お酒が好きであったり、喫煙や、台湾の嗜好品である檳榔(ビンロウ)を噛む習慣をもつ人もいますが、いずれも肝臓の負担を高めます。このような好ましくない生活習慣がある人は、総じて肝臓機能が弱っており、口臭や体臭がひどい場合が多いのです。

 

肝臓は体内デトックスの要

肝臓は体内デトックス(解毒)の要となる臓器です。
肝機能が低下することは、まさに毒素の排出ができなくなることであり、体にとっては一大事なのです。そのため、体臭が変化するだけでなく、重症度に応じて様々な異常が現れます。

漢方でいう「肝血虚(かんけっきょ)」とは、肝臓の血が不足することを指します。
それにより髪や目が乾燥し、白髪が多くなります。また、視力がぼんやりし、手足がしびれやすくなります。

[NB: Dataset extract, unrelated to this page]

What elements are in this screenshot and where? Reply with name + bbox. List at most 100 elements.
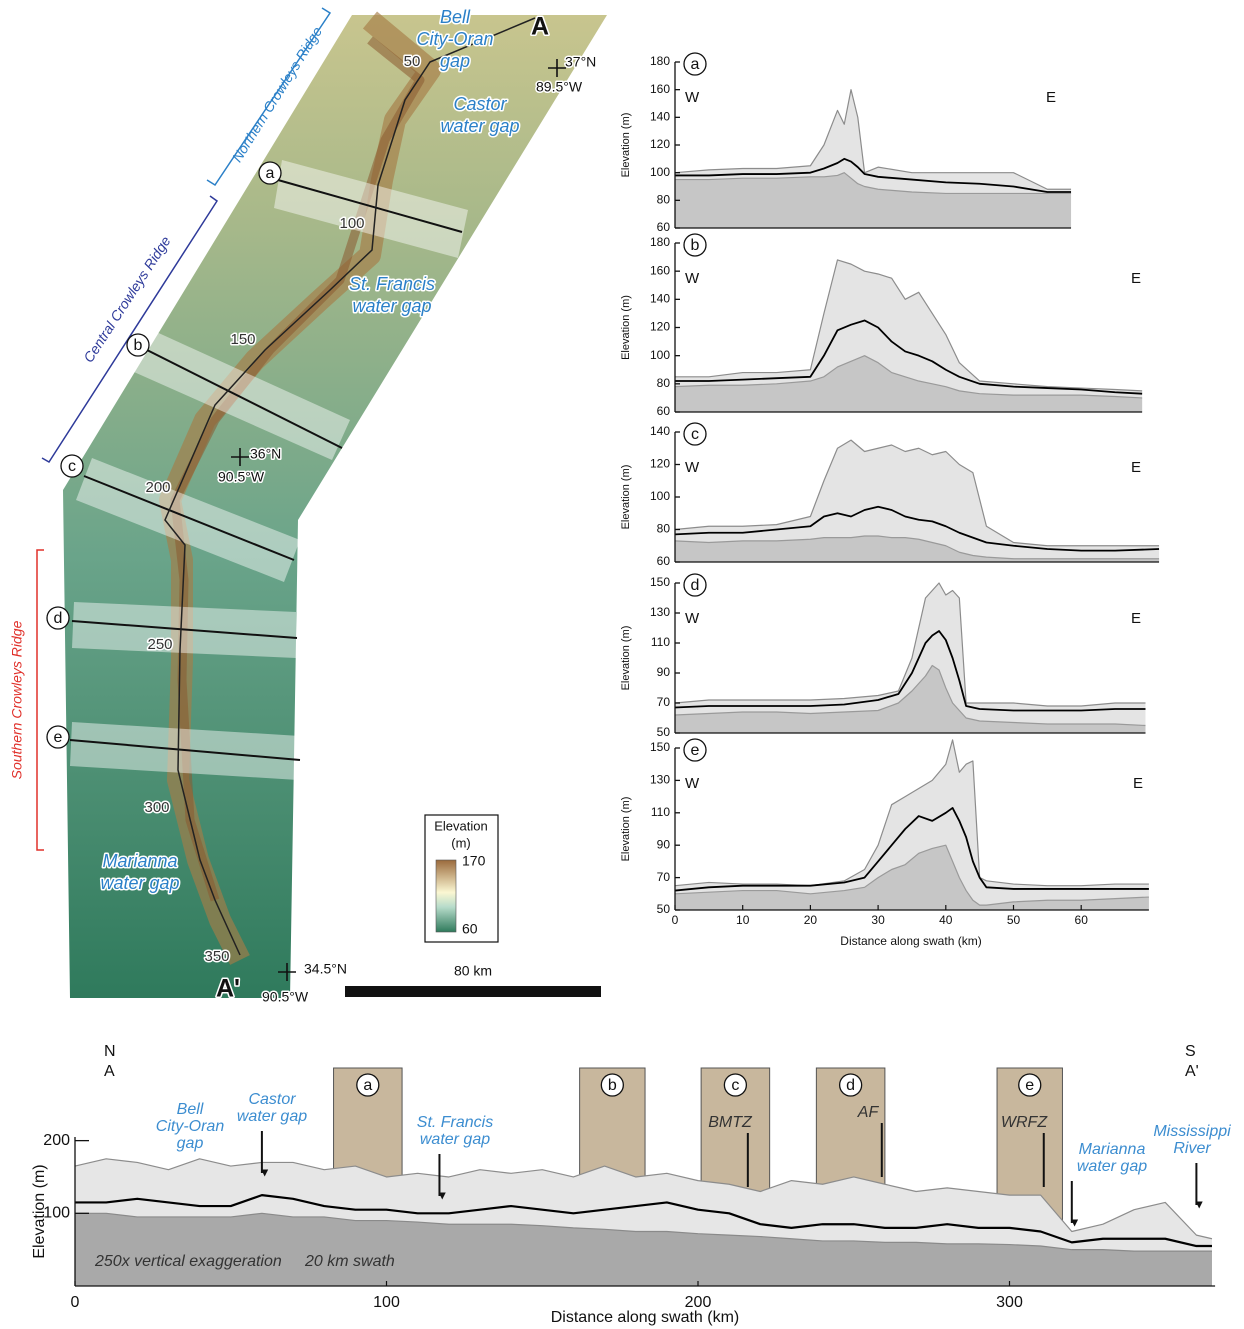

また「肝火旺(かんかおう)」は、のぼせやイライラがつのり、体上部に熱がこもっている状態です。そのため癇癪を起こしやすくなり、口が乾き、血圧も高くなります。頭が膨れて痛み、口臭などの肝疲労の症状も現れます。

さらに「のぼせ」がひどくなると、脳神経が不安定になり、不眠や悪夢が多くなります。

呉氏によると、「一部の人は夜、睡眠中に歯ぎしりをしたり、寝言を言ったりします。回数が少なければ問題ないのですが、1週間に4日以上も同じような状態がみられた場合は、肝臓が炎症を起こしています」と言います。